I disagree that without guilt one cannot repent, but other than that, this person seems to be saying pretty much the same thing. I should probably elaborate on what I mean by guilt not being necessary for repentance. The thing is, when people feel guilty, it's because they feel like they have sinned. And then they are spurred to try to change their sinful state or they give up trying and live with the guilt. They completely miss the factor that only God can change them and on top of that only God can determine whether or not they have sinned in the first place. Guilt is a result of the struggle to govern and judge one's self rather than leaving it up to God.

This is really not a new thought. Psychologists have found that we are happiest and healthiest (healthy in terms of good works such as taking care of ourselves and doing what we can for others) when we aren't eaten up with guilt. It has been acknowledged that our minds cannot function properly without the sense of a Higher Power that loves us as we are and forgives us. It has also been acknowledged that we have a conscientiousness that is separate from our inner self and outer self - it's called the super ego, and it is what determines the higher standards we try to live up to. When the super ego is filled up with legalistic definitions of what is right and wrong, we experience guilt when we are unable to fulfill those definitions and if it continues will be driven to the point where we completely give up trying to fulfill the super ego's expectations (thus is born the drug addict, the alcoholic, the dependent, the thief, etc.). The whole problem in this equation is that the super ego is our means of judging ourselves. Now, we can try to live up to our super ego's expectations and punish ourselves with guilt when ever we fail, or we can turn it over to God and say, "You know what? I know this super ego of mine pushes me to take your place as Judge and gets in the way of me knowing you. From now on, when my super ego starts complaining, I'm going to make the conscientious effort to turn to you instead and trust that you love me as I am and you will correct me if I am wrong."

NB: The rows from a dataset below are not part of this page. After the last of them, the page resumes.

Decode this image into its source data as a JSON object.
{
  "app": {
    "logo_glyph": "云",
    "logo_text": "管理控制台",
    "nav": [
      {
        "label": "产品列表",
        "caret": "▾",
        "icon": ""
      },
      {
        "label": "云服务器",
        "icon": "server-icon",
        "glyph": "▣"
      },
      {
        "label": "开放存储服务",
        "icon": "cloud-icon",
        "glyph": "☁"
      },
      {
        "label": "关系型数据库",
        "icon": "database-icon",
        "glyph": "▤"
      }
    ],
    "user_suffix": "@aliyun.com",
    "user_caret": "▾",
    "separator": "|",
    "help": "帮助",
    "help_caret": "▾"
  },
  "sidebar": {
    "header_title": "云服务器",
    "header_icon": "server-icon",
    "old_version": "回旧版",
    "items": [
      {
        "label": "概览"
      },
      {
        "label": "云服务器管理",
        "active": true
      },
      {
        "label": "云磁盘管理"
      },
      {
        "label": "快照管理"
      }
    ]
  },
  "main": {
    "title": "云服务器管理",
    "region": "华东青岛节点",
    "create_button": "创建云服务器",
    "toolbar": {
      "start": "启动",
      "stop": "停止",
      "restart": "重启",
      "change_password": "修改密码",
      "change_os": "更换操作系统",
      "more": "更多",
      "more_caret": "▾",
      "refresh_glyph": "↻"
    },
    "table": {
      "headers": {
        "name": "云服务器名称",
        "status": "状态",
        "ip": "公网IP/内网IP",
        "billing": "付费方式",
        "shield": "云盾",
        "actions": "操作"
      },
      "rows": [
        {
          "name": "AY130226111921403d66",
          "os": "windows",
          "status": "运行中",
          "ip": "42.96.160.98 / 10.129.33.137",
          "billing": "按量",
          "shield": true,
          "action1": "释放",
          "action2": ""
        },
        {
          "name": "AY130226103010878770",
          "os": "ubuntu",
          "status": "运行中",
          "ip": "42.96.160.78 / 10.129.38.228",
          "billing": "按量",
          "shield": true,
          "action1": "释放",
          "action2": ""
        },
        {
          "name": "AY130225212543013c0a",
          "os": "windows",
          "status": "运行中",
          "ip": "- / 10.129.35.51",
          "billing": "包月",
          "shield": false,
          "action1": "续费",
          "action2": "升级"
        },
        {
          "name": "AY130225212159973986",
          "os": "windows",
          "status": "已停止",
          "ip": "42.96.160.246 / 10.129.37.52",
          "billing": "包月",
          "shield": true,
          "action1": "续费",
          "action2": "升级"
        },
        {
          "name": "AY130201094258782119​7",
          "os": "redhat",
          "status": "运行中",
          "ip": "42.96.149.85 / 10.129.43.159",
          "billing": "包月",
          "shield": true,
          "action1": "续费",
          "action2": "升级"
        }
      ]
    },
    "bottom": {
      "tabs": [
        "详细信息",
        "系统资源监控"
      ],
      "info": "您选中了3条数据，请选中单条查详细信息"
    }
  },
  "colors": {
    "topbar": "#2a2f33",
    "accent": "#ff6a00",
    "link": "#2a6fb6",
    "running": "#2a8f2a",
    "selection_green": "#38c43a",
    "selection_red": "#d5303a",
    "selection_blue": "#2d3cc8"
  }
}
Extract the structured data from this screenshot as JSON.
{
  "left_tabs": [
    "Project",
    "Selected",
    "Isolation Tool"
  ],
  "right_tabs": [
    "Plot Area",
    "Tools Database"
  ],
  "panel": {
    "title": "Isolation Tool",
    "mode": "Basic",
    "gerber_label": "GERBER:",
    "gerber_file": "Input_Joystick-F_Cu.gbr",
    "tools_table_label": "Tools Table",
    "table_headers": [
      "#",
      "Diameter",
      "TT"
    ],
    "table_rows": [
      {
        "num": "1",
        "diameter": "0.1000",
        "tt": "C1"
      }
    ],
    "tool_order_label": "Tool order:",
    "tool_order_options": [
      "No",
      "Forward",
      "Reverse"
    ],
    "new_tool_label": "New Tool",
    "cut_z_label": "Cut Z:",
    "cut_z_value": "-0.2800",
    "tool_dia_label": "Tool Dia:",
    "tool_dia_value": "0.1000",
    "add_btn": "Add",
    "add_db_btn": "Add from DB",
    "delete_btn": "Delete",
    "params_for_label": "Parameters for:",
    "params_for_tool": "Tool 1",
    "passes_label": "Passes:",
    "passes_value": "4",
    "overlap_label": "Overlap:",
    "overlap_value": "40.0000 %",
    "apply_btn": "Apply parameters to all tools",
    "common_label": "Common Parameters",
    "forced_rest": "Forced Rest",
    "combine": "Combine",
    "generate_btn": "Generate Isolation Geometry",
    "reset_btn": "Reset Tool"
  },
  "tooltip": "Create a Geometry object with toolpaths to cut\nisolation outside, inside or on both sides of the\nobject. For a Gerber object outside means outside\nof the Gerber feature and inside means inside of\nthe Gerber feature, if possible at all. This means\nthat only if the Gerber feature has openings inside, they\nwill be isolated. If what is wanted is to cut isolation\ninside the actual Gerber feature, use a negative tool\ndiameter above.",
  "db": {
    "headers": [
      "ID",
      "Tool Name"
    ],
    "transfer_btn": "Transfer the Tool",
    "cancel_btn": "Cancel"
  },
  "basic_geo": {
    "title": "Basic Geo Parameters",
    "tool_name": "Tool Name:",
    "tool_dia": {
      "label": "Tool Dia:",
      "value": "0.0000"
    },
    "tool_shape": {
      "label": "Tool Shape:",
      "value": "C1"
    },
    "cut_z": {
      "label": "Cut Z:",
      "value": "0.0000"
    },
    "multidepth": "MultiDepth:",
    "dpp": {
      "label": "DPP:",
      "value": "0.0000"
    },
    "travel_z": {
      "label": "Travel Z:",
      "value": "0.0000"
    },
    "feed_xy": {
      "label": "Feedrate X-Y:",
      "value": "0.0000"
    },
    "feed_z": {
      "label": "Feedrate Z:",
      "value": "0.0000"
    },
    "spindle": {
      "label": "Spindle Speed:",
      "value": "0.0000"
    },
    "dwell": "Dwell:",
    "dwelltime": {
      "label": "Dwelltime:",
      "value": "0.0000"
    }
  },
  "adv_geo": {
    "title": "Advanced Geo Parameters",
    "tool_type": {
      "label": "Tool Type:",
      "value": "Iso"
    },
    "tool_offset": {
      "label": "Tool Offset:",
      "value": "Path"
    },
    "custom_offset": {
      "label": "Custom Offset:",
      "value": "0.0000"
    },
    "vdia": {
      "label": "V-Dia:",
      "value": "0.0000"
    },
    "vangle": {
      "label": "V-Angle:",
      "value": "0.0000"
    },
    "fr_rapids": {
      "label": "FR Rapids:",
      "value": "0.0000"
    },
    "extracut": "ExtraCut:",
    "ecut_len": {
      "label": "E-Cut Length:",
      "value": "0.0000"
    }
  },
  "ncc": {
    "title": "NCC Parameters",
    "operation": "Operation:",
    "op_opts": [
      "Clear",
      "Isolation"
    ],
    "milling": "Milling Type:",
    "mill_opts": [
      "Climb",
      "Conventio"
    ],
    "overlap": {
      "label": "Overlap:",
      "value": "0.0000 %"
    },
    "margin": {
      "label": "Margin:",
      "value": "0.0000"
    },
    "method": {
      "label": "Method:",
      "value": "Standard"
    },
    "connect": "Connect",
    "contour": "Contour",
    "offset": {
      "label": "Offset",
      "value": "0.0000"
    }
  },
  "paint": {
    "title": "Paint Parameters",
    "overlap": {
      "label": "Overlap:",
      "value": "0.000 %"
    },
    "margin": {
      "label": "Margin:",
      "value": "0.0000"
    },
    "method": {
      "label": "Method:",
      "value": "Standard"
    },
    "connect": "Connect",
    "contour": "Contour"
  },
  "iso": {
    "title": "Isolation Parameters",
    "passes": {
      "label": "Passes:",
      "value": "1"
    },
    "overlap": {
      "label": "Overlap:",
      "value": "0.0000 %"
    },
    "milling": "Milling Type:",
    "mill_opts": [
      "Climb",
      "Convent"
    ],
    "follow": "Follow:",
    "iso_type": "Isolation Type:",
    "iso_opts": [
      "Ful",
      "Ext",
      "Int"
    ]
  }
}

Mind you, this is a little twist to standard psychology. Standard psychology teaches that we can do all of this by our self, that there is no sin to think about in the first place, that we can get rid of all our fears. The thing is... it's a lot like the concept of God without God. There's buzz words like Higher Power acknowledging that we need to feel God's presence in our lives but somehow we are supposed to accomplish this without actually acknowledging we need God, just acknowledging that we have this random weird needs that we can take care of ourselves by pretending to be God without belief in God or by immersing ourselves in any belief system. However, I can't see how just any belief system would fulfill those needs. Christianity is the only belief system that I know of that speaks of a God who wants to fulfill those needs. Other belief systems teach that we have to do something to make (the) God(s) happy enough to fulfill us, or that He (or they) doesn't really care, or that we are just not evolved enough in our natural state to realize those needs ourselves, etc. As far as I know, none of them talk about a Higher Power that loves you just as you are and freely forgives you for every sin you can or cannot imagine if you simply ask for it.

I could talk some more about this and how it applies to Christ's crucifixion, but I'm out of time for right now. Maybe tomorrow I will write about this some more. It's an intriguing enough concept to keep writing about.